Considerations While Scraping Data
- You must check the robots.txt file and the website’s terms and conditions before scraping. This file and documentation outline the parts of the site that are accessible for scraping, helping ensure you comply with the legal guidelines.
- There are multiple tools that allow you to scrape data from web pages. However, you should choose the best tool according to your specific needs for ease of use and the data type to scrape.
- Before you start scraping any website, it’s important to review the developer tools to understand the page structure. This will help you understand the HTML structure and identify the classes or IDs associated with the data you want to extract. By focusing on these details, you can create effective scraping scripts.
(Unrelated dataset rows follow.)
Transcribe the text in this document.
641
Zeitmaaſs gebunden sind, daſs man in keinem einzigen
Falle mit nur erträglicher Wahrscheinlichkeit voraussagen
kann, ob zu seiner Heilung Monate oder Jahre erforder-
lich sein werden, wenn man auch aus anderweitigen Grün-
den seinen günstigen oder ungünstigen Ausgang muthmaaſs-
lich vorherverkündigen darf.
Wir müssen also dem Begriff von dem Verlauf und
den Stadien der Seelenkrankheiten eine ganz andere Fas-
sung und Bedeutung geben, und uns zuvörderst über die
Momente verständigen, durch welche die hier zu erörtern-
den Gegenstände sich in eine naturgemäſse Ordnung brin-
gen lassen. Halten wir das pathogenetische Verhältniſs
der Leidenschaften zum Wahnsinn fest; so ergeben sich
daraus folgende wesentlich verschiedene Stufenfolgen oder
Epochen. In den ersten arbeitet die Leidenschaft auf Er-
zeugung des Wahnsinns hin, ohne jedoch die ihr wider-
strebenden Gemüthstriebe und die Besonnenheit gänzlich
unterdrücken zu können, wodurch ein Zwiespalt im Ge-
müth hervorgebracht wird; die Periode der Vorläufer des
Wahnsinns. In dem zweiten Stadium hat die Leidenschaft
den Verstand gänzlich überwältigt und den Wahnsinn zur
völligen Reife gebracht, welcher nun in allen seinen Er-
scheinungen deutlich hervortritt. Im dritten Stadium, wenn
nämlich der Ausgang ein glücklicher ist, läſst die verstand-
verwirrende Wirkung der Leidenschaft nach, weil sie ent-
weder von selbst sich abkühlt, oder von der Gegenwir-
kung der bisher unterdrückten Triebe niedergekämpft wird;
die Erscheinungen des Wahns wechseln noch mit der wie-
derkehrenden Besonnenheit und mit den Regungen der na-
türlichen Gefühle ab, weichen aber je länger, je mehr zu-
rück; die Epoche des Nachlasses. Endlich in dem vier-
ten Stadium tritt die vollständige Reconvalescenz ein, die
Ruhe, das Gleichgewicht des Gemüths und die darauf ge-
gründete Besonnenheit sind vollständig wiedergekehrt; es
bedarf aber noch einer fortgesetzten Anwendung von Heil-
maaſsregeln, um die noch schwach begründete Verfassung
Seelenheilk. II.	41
- A website’s server can receive too many requests in a short period of time, which might cause server overload or access restrictions with rate limiting. To overcome this issue, you can consider request throttling, which is a method of adding delays between requests to avoid server overload.
Conclusion
Python web scraping libraries allow you to extract data from web pages. Although there are multiple website scraping techniques, you must thoroughly read the associated documentation of the libraries to understand their functionalities and legal implications.
Requests and BeautifulSoup are among the widely used libraries that provide a simplified way to scrape data from the Internet. These libraries are easy to use and have broad applicability. On the other hand, sockets are a better option for low-level network interactions and fast execution but require more programming.
The urllib3 library offers flexibility in working with high-level applications requiring fine control over HTTP requests. In hindsight, Selenium supports JavaScript rendering, automated testing, and scraping Single-Page Applications (SPAs).
FAQs
Is it possible to scrape data in Python?
Yes, you can use Python libraries to scrape data.
How to start web scraping with Python?
To start with web scraping with Python, you must learn HTML or have a basic understanding of it to inspect the elements on a webpage. You can then choose any Python web scraping library, such as Requests and BeautifulSoup, for scraping. Refer to the official documentation of these tools for guidelines and examples to help you start extracting data.